After all, chrome is a color.
By now you are probably wondering what in the world does a new refrigerator have to do with the Sons of Utah Pioneers? Stick with me as I make the connection:
During an American History class in college, my professor made the following statement:
“History is a constant from the past and we often don’t consider what we do today as history”.
He went on to say that sports is the only real history being made today. His statement can be divided into two parts, the first true and the second also true, if we close our minds and visions of the future towards those who will follow us. Where would we be as a society if those from the past did not keep journals, records or document important events?
The stories from the past need to be told and retold and never forgotten. These can be pioneer stories, family history stories or any memory. If it is a memory, record it for the next generation.
Sometimes, while we appreciate the stories from the past, we feel that what we do is not important and that no one will care when we are gone. Nothing could be farther from the truth.
Last night I read the story of my grandfather, David Clayton who died in 1936. I never knew him but because of his life story that my grandmother wrote and gave to her children, I know him and I have a personal connection with him. Don’t let the thoughts of “no one will care” creep into your mind and actions. Your family members that follow you will care and will find strength in who you are.
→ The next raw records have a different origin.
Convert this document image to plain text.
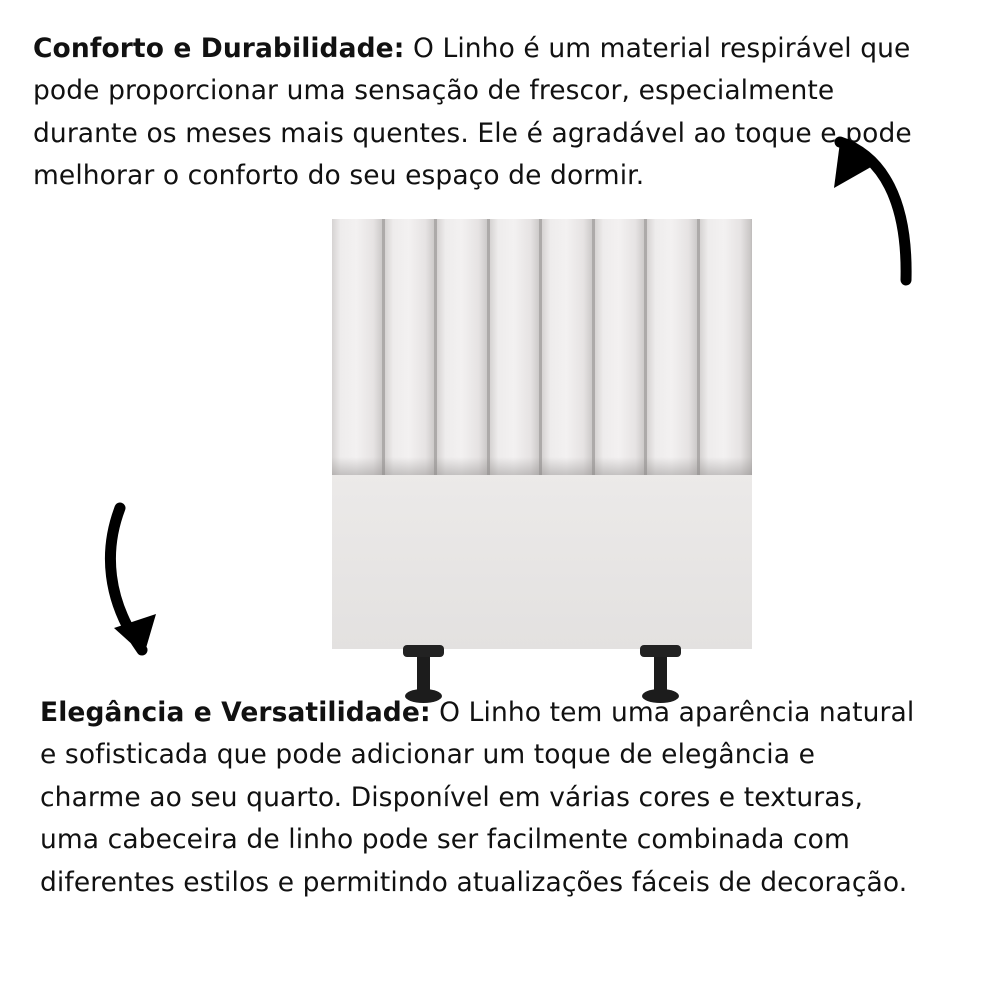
Conforto e Durabilidade: O Linho é um material respirável que pode proporcionar uma sensação de frescor, especialmente durante os meses mais quentes. Ele é agradável ao toque e pode melhorar o conforto do seu espaço de dormir.
Elegância e Versatilidade: O Linho tem uma aparência natural e sofisticada que pode adicionar um toque de elegância e charme ao seu quarto. Disponível em várias cores e texturas, uma cabeceira de linho pode ser facilmente combinada com diferentes estilos e permitindo atualizações fáceis de decoração.
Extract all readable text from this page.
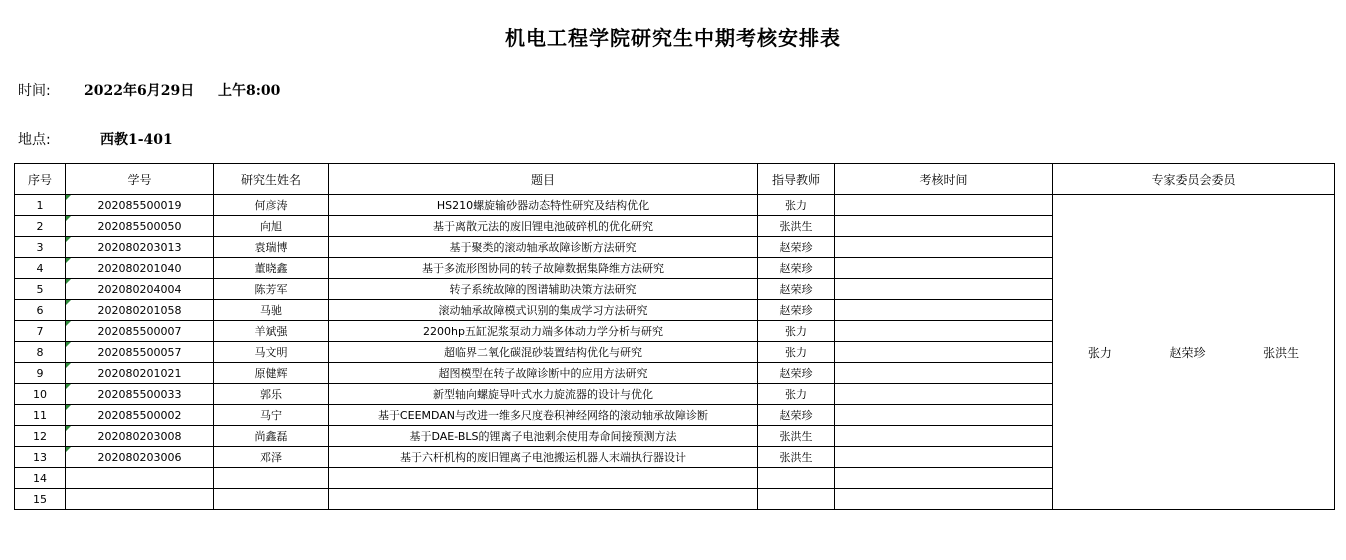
机电工程学院研究生中期考核安排表
时间: 2022年6月29日 上午8:00
地点:	西教1-401
序号	学号	研究生姓名	题目	指导教师	考核时间	专家委员会委员
1	202085500019	何彦涛	HS210螺旋输砂器动态特性研究及结构优化	张力		张力 赵荣珍 张洪生

2	202085500050	向旭	基于离散元法的废旧锂电池破碎机的优化研究	张洪生		
3	202080203013	袁瑞博	基于聚类的滚动轴承故障诊断方法研究	赵荣珍		
4	202080201040	董晓鑫	基于多流形图协同的转子故障数据集降维方法研究	赵荣珍		
5	202080204004	陈芳军	转子系统故障的图谱辅助决策方法研究	赵荣珍		
6	202080201058	马驰	滚动轴承故障模式识别的集成学习方法研究	赵荣珍		
7	202085500007	羊斌强	2200hp五缸泥浆泵动力端多体动力学分析与研究	张力		
8	202085500057	马文明	超临界二氧化碳混砂装置结构优化与研究	张力		
9	202080201021	原健辉	超图模型在转子故障诊断中的应用方法研究	赵荣珍		
10	202085500033	郭乐	新型轴向螺旋导叶式水力旋流器的设计与优化	张力		
11	202085500002	马宁	基于CEEMDAN与改进一维多尺度卷积神经网络的滚动轴承故障诊断	赵荣珍		
12	202080203008	尚鑫磊	基于DAE-BLS的锂离子电池剩余使用寿命间接预测方法	张洪生		
13	202080203006	邓泽	基于六杆机构的废旧锂离子电池搬运机器人末端执行器设计	张洪生		
14						
15						
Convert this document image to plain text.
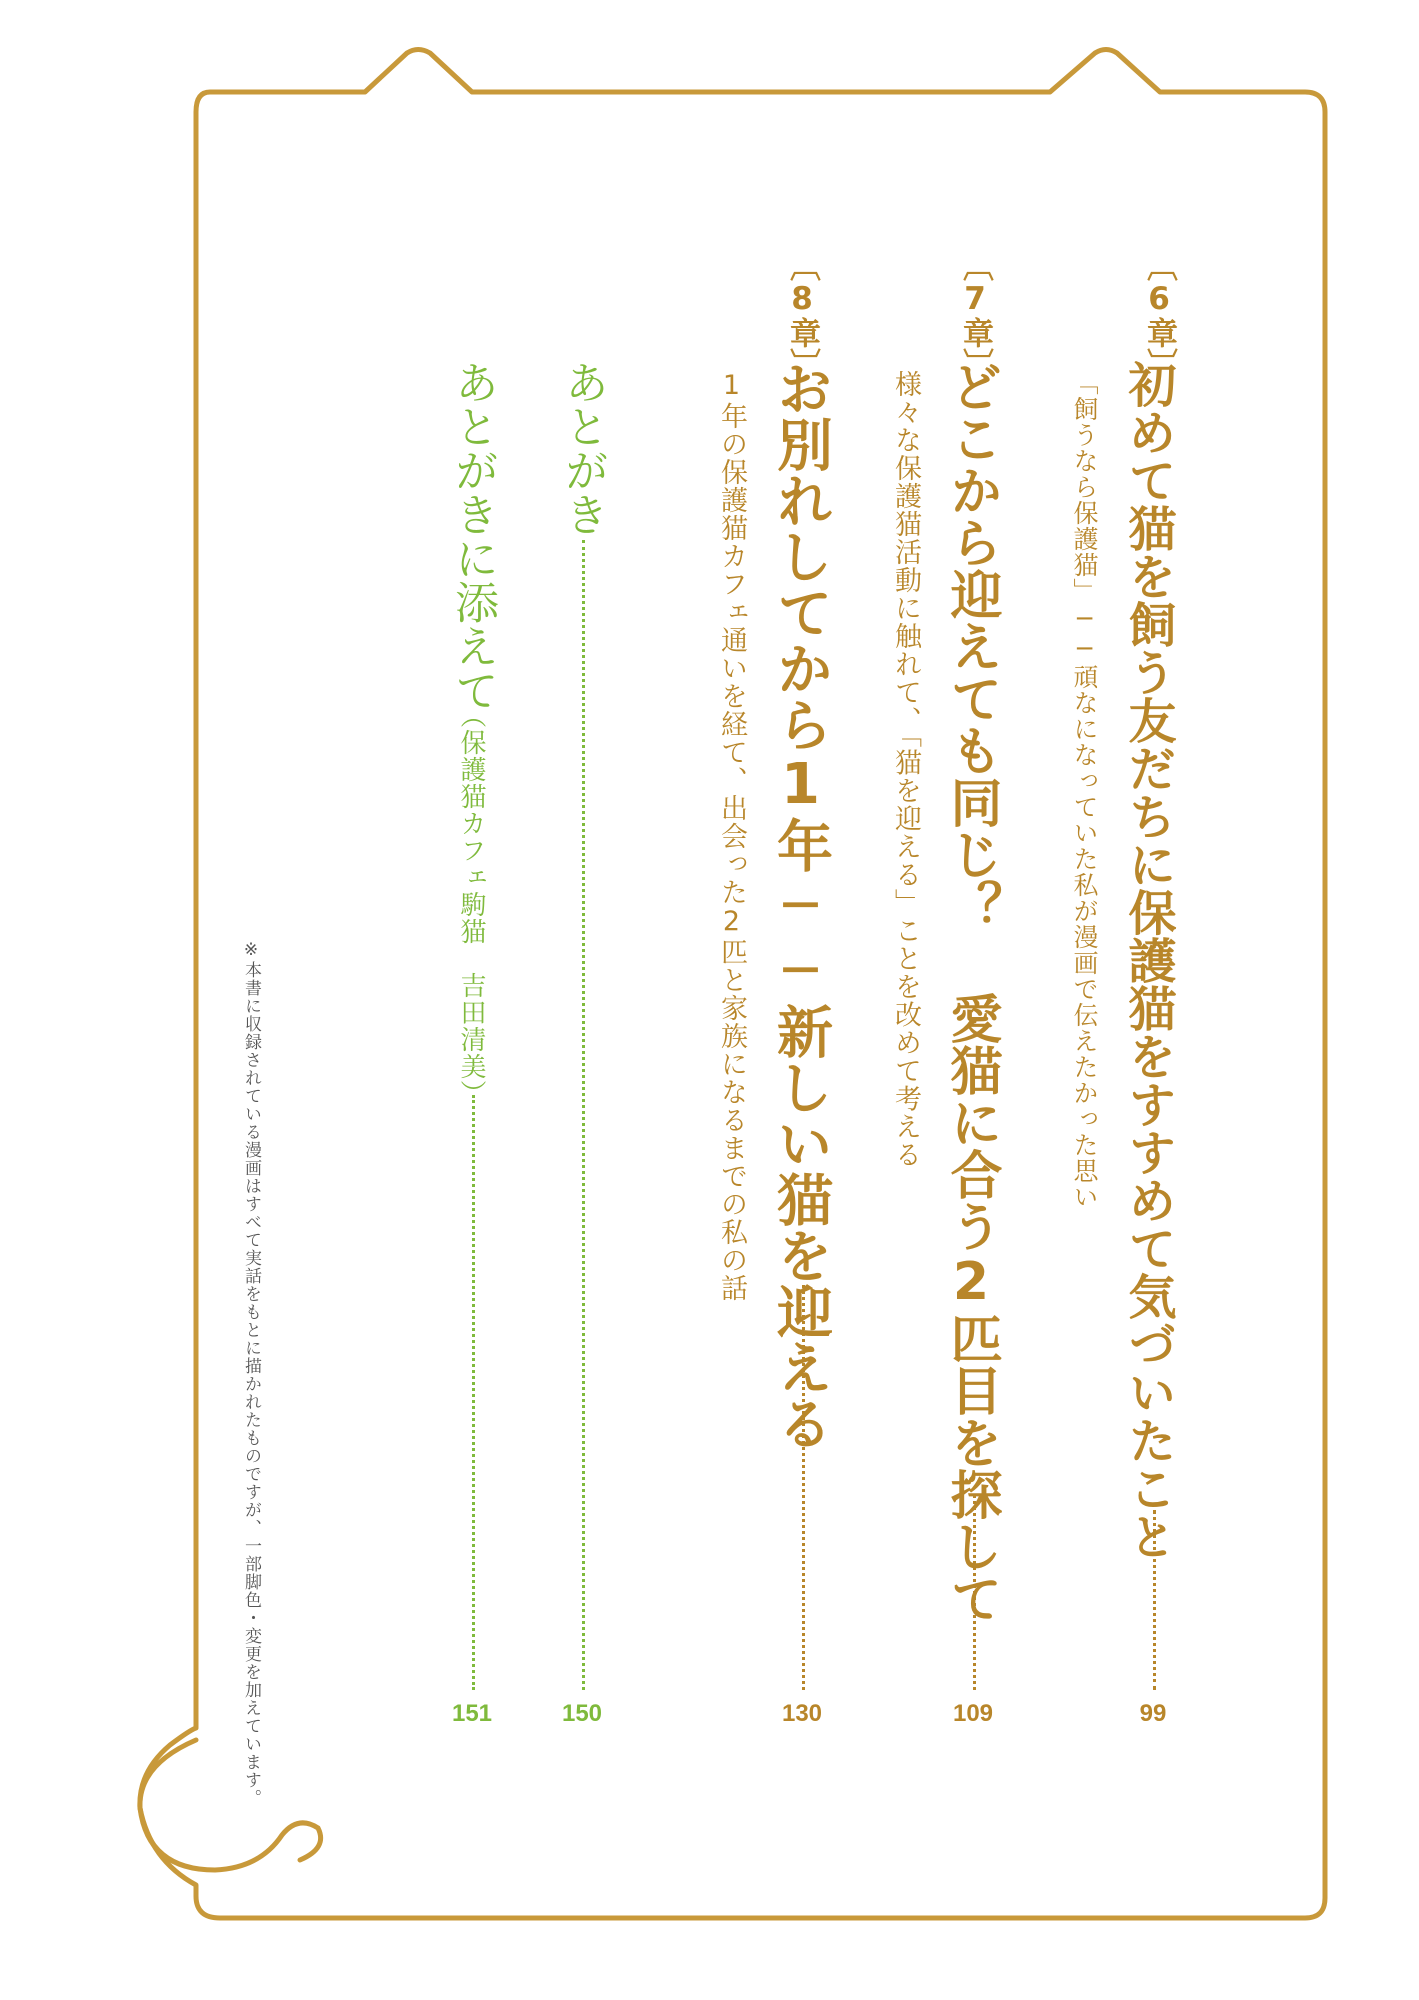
〔6章〕
初めて猫を飼う友だちに保護猫をすすめて気づいたこと
「飼うなら保護猫」──頑なになっていた私が漫画で伝えたかった思い
99
〔7章〕
どこから迎えても同じ？ 愛猫に合う2匹目を探して
様々な保護猫活動に触れて、「猫を迎える」ことを改めて考える
109
〔8章〕
お別れしてから1年──新しい猫を迎える
1年の保護猫カフェ通いを経て、出会った2匹と家族になるまでの私の話
130
あとがき
150
あとがきに添えて
（保護猫カフェ駒猫　吉田清美）
151
※本書に収録されている漫画はすべて実話をもとに描かれたものですが、一部脚色・変更を加えています。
Now, to the parable of the refrigerator and family history:
I replaced three appliances that still had value to add to our home and lives, the dish washer, range and microwave. They had value to add to my kitchen and would have served me for many years to come, yet I replaced them, never to be seen in my house again. Even though you may not think you have value to add to your posterity, you do. Let your value be your recorded history and testimony.
One final story:
When I was a bishop I needed a teacher for the four year old primary class. A lot of suggestions were given by the primary and my counselors. In the end I took a different course. With the Lord’s help I chose a widowed sister in her 80’s who attended every week but had not had a calling in years. I felt what the children needed was a grandmother figure who could share her testimony and love with them. Reluctantly, she accepted. It was a wonderful and precious experience for everyone involved. She taught, shared and testified to the children until the day she passed. Don’t count out the value you have to give.